“Euthanasia” in animal control pounds and shelters is the number one documented cause of death of all cats in the U.S. The most comprehensive study to date indicates that 72% of all cats entering these facilities are killed. Just 23% are adopted, and only 2% are reunited with their owners.
These statistics are from the National Council on Pet Population Study and Policy Shelter Statistics Survey, 1994-97. It surveyed roughly 5,000 shelters annually for four years, receiving responses from about 1,000. Although dated, it remains the most comprehensive and rigorous study that exists. More recent, less complete studies reflect the same trends—for instance, the 2006 National Animal Control Association Statistical Survey showed that 66% of cats were killed.
For feral cats, the kill rate in pounds and shelters rises to virtually 100%.
Cats entering traditional animal pounds and shelters have only three possible outcomes: being adopted, reunited with an owner, or killed. Yet feral cats are unsocialized to humans and can’t adjust to life in a human home, and they have no traditional “owners” to claim them. For them, the only possible outcome is death.

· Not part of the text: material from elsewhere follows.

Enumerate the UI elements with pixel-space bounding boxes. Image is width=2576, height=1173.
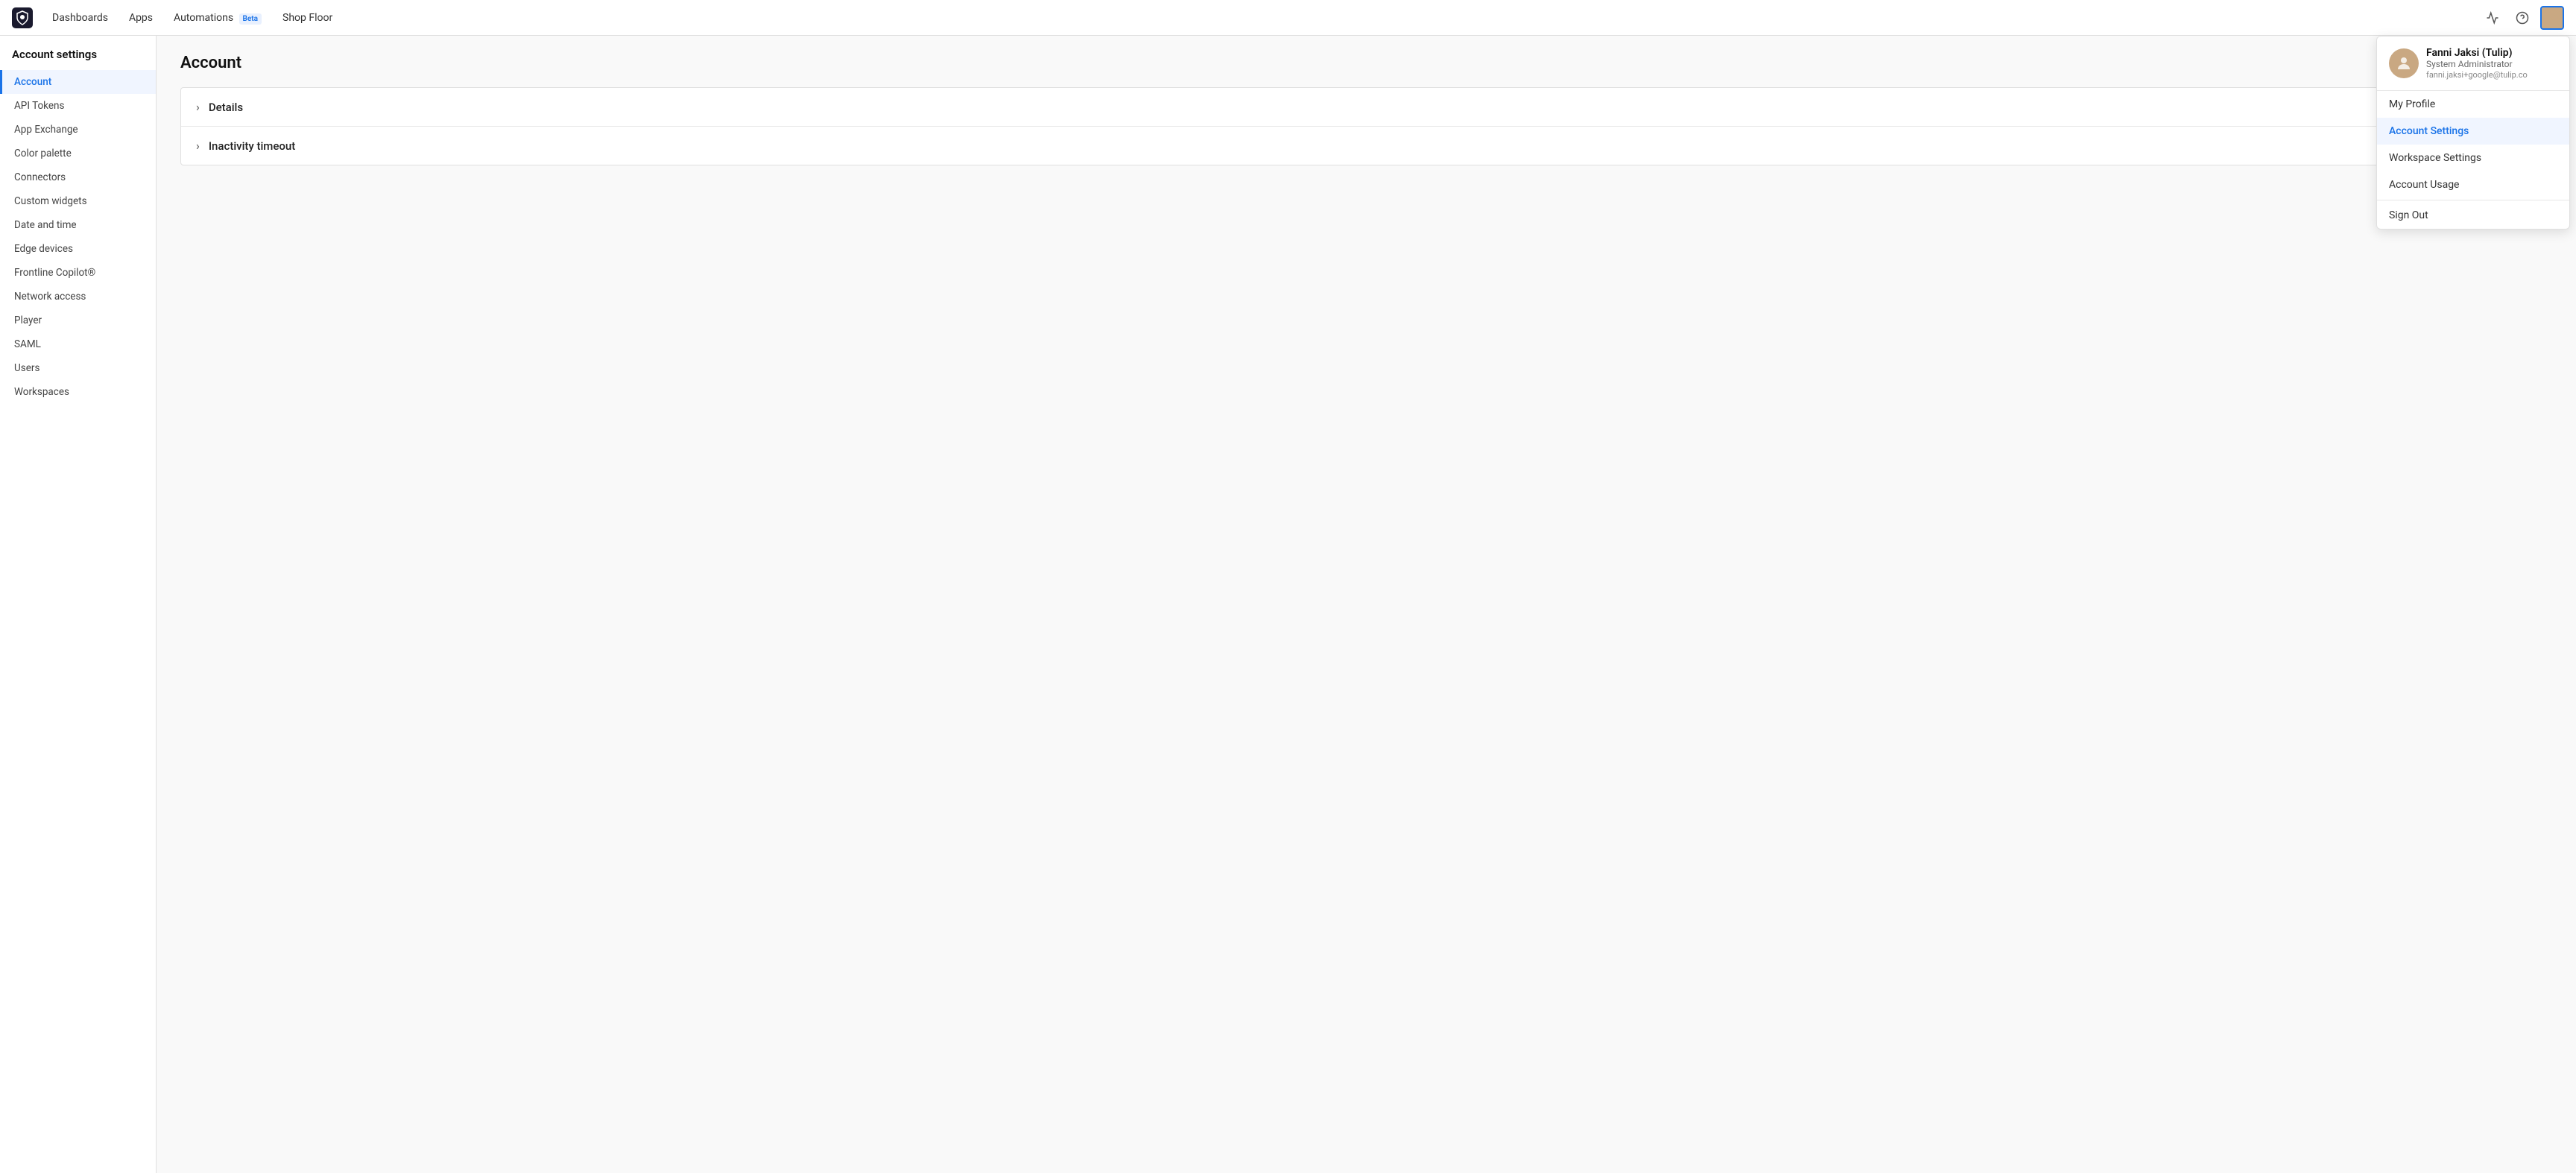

Although the exact number of feral cats in this country is not known, some scientists estimate it is same as the house cat population, that is, 82 million. These animals are one of the most significant populations facing animal control pounds and shelters today.
Yet feral cats are also the animals whom facilities are usually least equipped to handle. Indeed, many pounds and shelters classify healthy feral cats as “unhealthy” or “untreatable,” which excludes them from “healthy animal” kill rates. These cats continue to be funneled into a system in which all of them are killed.
Animal nonprofits, research veterinarians, and other experts agree: killing in pounds and shelters is the leading cause of death of all cats in the United States. All are in agreement that too many cats are killed. Yet data collection and analysis on this critical issue are sparse.
Only a handful of states require pounds and shelters to report the fates of the animals they take into custody. The reasons for requiring reporting vary, as do the thoroughness and accuracy of the reports.
Even states that require reporting typically don’t make those reports accessible to the public; citizens must file Freedom of Information Act requests to view them. And very few pounds and shelters publicly reveal the number of animals they kill. Instead, these facilities’ websites and annual reports focus on adoption efforts. If they mention killing at all, they call it “euthanasia.”
Millions of cats are killed every year, but no one knows exactly how many. And the killing is done behind closed doors, away from the public eye.